This repository contains the official implementation of the EMNLP 2021 paper "AVocaDo : Strategy for Adapting Vocabulary to Downstream Domain".
An Domain-adaption approach by expanding domain-specified vocabulary using "fragment score". AVocaDo can adapt various domain without requiring external resources. Check out our paper and more information.
pytorch implementation
Table of Contents |
---|
Setup |
Vocabulary |
Training |
Evaluation |
Result |
Install other dependecies:
conda create -n avocado python=3.8
conda activate avocado
pip install -r requirement.txt
mkdir data
mkdir checkpoint
We implemented with mixed precision using apex (pytorch-extension library)
cd ../
git clone https://github.com/NVIDIA/apex
cd apex
pip install -v --no-cache-dir ./
cd ../avocado
- We tested these script using 3090 RTX 24GB gpu in single and training with mixed precision. Overall descriptions of script:
implementation | Script | Description |
---|---|---|
finetune vocabulary with AVocaDo | script/emnlp_gen_vocab.sh | generate downstream-domain-specific vocabulary |
baseline | script/emnlp_baseline.sh | baseline implementation |
* AVocaDo with regularization (Our) | script/emnlp_avocado.sh | require new merge vocab |
A script(script/emnlp_gen_vocab.sh
) performs generate new vocab for each dataset.
EC=bert-base-uncased
V=10000
Data= citation_intent
python avocado.py --dataset $Data \
--root data \
--vocab_size $V \
--encoder_class $EC;
A script(script/emnlp_baseline.sh
) performs baselines.
A script(script/emnlp_avocado.sh
) performs train with our method
- We tested these script using 3090 RTX 24GB gpu in single and training with mixed precision.

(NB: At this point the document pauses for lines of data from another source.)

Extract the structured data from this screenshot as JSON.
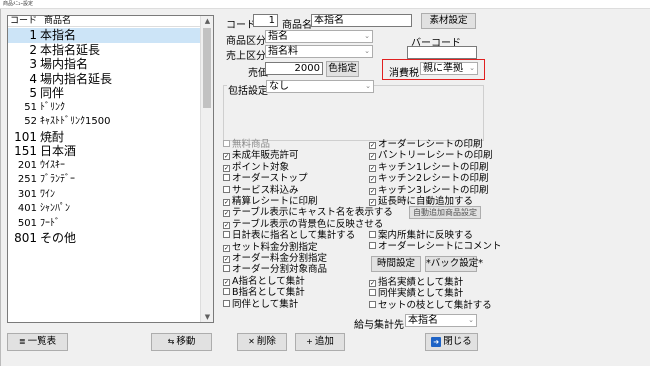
{
  "window": {
    "title": "商品ﾒﾆｭｰ設定"
  },
  "list": {
    "header_code": "コード",
    "header_name": "商品名",
    "items": [
      {
        "code": "1",
        "name": "本指名",
        "selected": true
      },
      {
        "code": "2",
        "name": "本指名延長"
      },
      {
        "code": "3",
        "name": "場内指名"
      },
      {
        "code": "4",
        "name": "場内指名延長"
      },
      {
        "code": "5",
        "name": "同伴"
      },
      {
        "code": "51",
        "name": "ﾄﾞﾘﾝｸ"
      },
      {
        "code": "52",
        "name": "ｷｬｽﾄﾄﾞﾘﾝｸ1500"
      },
      {
        "code": "101",
        "name": "焼酎"
      },
      {
        "code": "151",
        "name": "日本酒"
      },
      {
        "code": "201",
        "name": "ｳｲｽｷｰ"
      },
      {
        "code": "251",
        "name": "ﾌﾞﾗﾝﾃﾞｰ"
      },
      {
        "code": "301",
        "name": "ﾜｲﾝ"
      },
      {
        "code": "401",
        "name": "ｼｬﾝﾊﾟﾝ"
      },
      {
        "code": "501",
        "name": "ﾌｰﾄﾞ"
      },
      {
        "code": "801",
        "name": "その他"
      }
    ]
  },
  "form": {
    "code_label": "コード",
    "code_value": "1",
    "name_label": "商品名",
    "name_value": "本指名",
    "material_button": "素材設定",
    "category_label": "商品区分",
    "category_value": "指名",
    "sales_category_label": "売上区分",
    "sales_category_value": "指名料",
    "barcode_label": "バーコード",
    "barcode_value": "",
    "price_label": "売価",
    "price_value": "2000",
    "color_button": "色指定",
    "tax_label": "消費税",
    "tax_value": "親に準拠",
    "inclusive_label": "包括設定",
    "inclusive_value": "なし"
  },
  "checks_left": [
    {
      "label": "無料商品",
      "checked": false,
      "disabled": true
    },
    {
      "label": "未成年販売許可",
      "checked": true
    },
    {
      "label": "ポイント対象",
      "checked": true
    },
    {
      "label": "オーダーストップ",
      "checked": false
    },
    {
      "label": "サービス料込み",
      "checked": false
    },
    {
      "label": "精算レシートに印刷",
      "checked": true
    },
    {
      "label": "テーブル表示にキャスト名を表示する",
      "checked": true
    },
    {
      "label": "テーブル表示の背景色に反映させる",
      "checked": true
    },
    {
      "label": "日計表に指名として集計する",
      "checked": false
    },
    {
      "label": "セット料金分割指定",
      "checked": true
    },
    {
      "label": "オーダー料金分割指定",
      "checked": true
    },
    {
      "label": "オーダー分割対象商品",
      "checked": false
    },
    {
      "label": "A指名として集計",
      "checked": true
    },
    {
      "label": "B指名として集計",
      "checked": false
    },
    {
      "label": "同伴として集計",
      "checked": false
    }
  ],
  "checks_right_top": [
    {
      "label": "オーダーレシートの印刷",
      "checked": true
    },
    {
      "label": "パントリーレシートの印刷",
      "checked": true
    },
    {
      "label": "キッチン1レシートの印刷",
      "checked": true
    },
    {
      "label": "キッチン2レシートの印刷",
      "checked": true
    },
    {
      "label": "キッチン3レシートの印刷",
      "checked": true
    },
    {
      "label": "延長時に自動追加する",
      "checked": true
    }
  ],
  "auto_add_button": "自動追加商品設定",
  "checks_right_mid": [
    {
      "label": "案内所集計に反映する",
      "checked": false
    },
    {
      "label": "オーダーレシートにコメント",
      "checked": false
    }
  ],
  "time_button": "時間設定",
  "back_button": "*バック設定*",
  "checks_right_bottom": [
    {
      "label": "指名実績として集計",
      "checked": true
    },
    {
      "label": "同伴実績として集計",
      "checked": false
    },
    {
      "label": "セットの枝として集計する",
      "checked": false
    }
  ],
  "salary": {
    "label": "給与集計先",
    "value": "本指名"
  },
  "footer": {
    "list_button": "一覧表",
    "move_button": "移動",
    "delete_button": "削除",
    "add_button": "追加",
    "close_button": "閉じる"
  },
  "colors": {
    "selection": "#cce4f7",
    "highlight_border": "#e02020",
    "close_icon": "#1e63c6"
  }
}
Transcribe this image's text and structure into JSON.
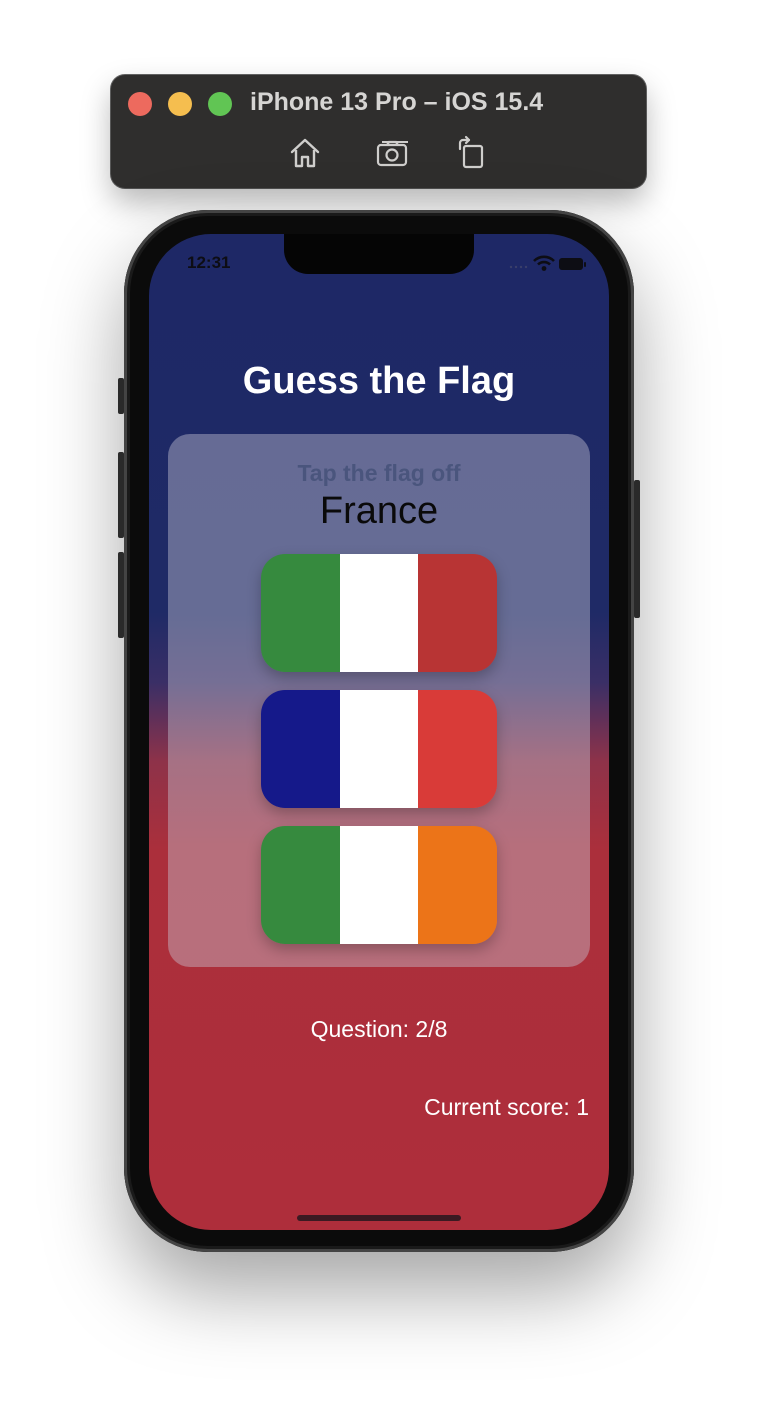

If you get OOM errors, try decreasing
batch_size
.
export PYTHONPATH="${PYTHONPATH}:../"
echo $PYTHONPATH
EC=bert-base-uncased # specify encoder
Data=citation_intent # specify dataset
V=10000
NGPU=0
T=3.5
LI=5
AT=simclr
CHECKPOINT=../ # specify checkpoint
for S in 1994 1996 2015 1113 777
do
CUDA_VISIBLE_DEVICES=$NGPU python run_classifier.py \
--dataset $Data \
--root data \
--do_train \
--seed $S \
--lr 1.0e-5 \
--gradient_accumulation_step 1 \
--per_gpu_train_batch_size 16 \
--n_epoch 10 \
--vocab_size $V \
--merge_version \
--temperature $T \
--mixed_precision \
--layer_index $LI \
--use_fragment \
--evaluate_during_training \
--checkpoint_dir $CHECKPOINT \
--contrastive \
--align_type $AT \
--prototype $R \
--encoder_class $EC ;
- We test at five random seed and calculate average score.
export PYTHONPATH="${PYTHONPATH}:./"
echo $PYTHONPATH
EC=bert-base-uncased # specify encoder
Data=citation_intent # specify dataset
V=10000
NGPU=0
T=3.5
LI=5
AT=simclr
CHECKPOINT=../ # specify checkpoint
TESTLOG=test_log
CUDA_VISIBLE_DEVICES=$NGPU python run_classifier.py \
--dataset $Data \
--root data \
--do_test \
--seed 777 \
--lr 1.0e-5 \
--seed_list 1994 1996 2015 1113 777 \ # specify candidate random_seed
--gradient_accumulation_step 1 \
--per_gpu_train_batch_size 16 \
--n_epoch 10 \
--use_fragment \
--vocab_size $V \
--merge_version \
--contrastive \
--temperature $T \
--mixed_precision \
--align_type $AT \
--layer_index $LI \
--prototype average \
--test_log_dir $TESTLOG \
--evaluate_during_training \
--checkpoint_dir $CHECKPOINT \
--encoder_class $EC ;